For most of the last 85 years, the Supreme Court has upheld delegations so long as Congress specified an "intelligible principle" for the agency to follow. Even the original intelligible principle test was in tension with the constitutional text that "all legislative Powers herein granted shall be vested in a Congress of the United States." But the test was applied in an extremely lax manner over decades, such that courts approved virtually every broad delegation of power.
Language delegating broad powers to agencies is not unique to OSHA. The Clean Air Act gives the Environmental Protection Agency authority to issue ambient air quality standards that are "requisite to protect the public interest." Several broadcasting-related statutes give the Federal Communications Commission the power to issue any rules that are in the "public interest, convenience, or necessity."
Robust nondelegation doctrine doesn't only protect regulated businesses. It is at issue in a case about the Centers for Disease Control and Prevention's authority to expel migrants and asylum seekers for purported public health reasons. Huisha-Huisha v. Mayorkas, 21-5200 (D.C. Cir. March 4, 2022).

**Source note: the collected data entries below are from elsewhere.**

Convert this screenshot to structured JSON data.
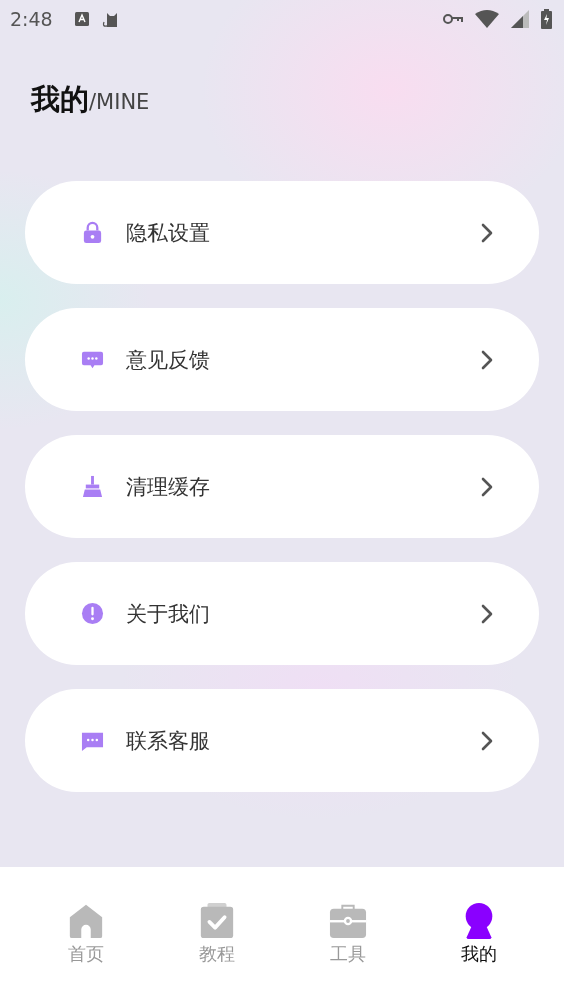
{
  "status_bar": {
    "time": "2:48"
  },
  "header": {
    "title": "我的",
    "subtitle": "/MINE"
  },
  "menu": [
    {
      "kind": "lock",
      "label": "隐私设置"
    },
    {
      "kind": "feedback",
      "label": "意见反馈"
    },
    {
      "kind": "broom",
      "label": "清理缓存"
    },
    {
      "kind": "info",
      "label": "关于我们"
    },
    {
      "kind": "chat",
      "label": "联系客服"
    }
  ],
  "tabs": [
    {
      "kind": "home",
      "label": "首页",
      "selected": false
    },
    {
      "kind": "tutorial",
      "label": "教程",
      "selected": false
    },
    {
      "kind": "tools",
      "label": "工具",
      "selected": false
    },
    {
      "kind": "mine",
      "label": "我的",
      "selected": true
    }
  ]
}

Why are such broad delegations common? As several scholars have explained, Congress likes dodging the hard questions and political responsibility associated with spelling out the policy details it delegates to regulatory agencies. See David Schoenbrod, "Power Without Responsibility: How Congress Abuses the People through Delegation," Yale University Press (August 30, 1995)). But Congress should not be able to evade its accountability to the American people by passing the buck for tough decisions to largely unaccountable executive branch bureaucrats.
These legislative and judicial evasions have had the predictable result of accelerating growth in the executive branch's power relative to Congress. From 1995 to 2016, Congress enacted 4,312 laws, while federal agencies issued 88,889 rules.
"If Congress could hand off all its legislative powers to unelected agency officials," Justice Gorsuch wrote in concurrence in the vaccine-or-test rule case, it would "dash the whole scheme of our Constitution."
Without such limits on agency powers, OSHA would essentially become a "roving commission to inquire into evils and upon discovery correct them." While several of the justices have before signaled in dissent a willingness to revive nondelegation doctrine (Gundy v. United States, 139 S. Ct. 2116 (2019)), NFIB v. OSHA is a clearer sign that the Supreme Court is no longer willing to let agencies act as such freewheeling commissions and will enforce constitutional constraints on their power.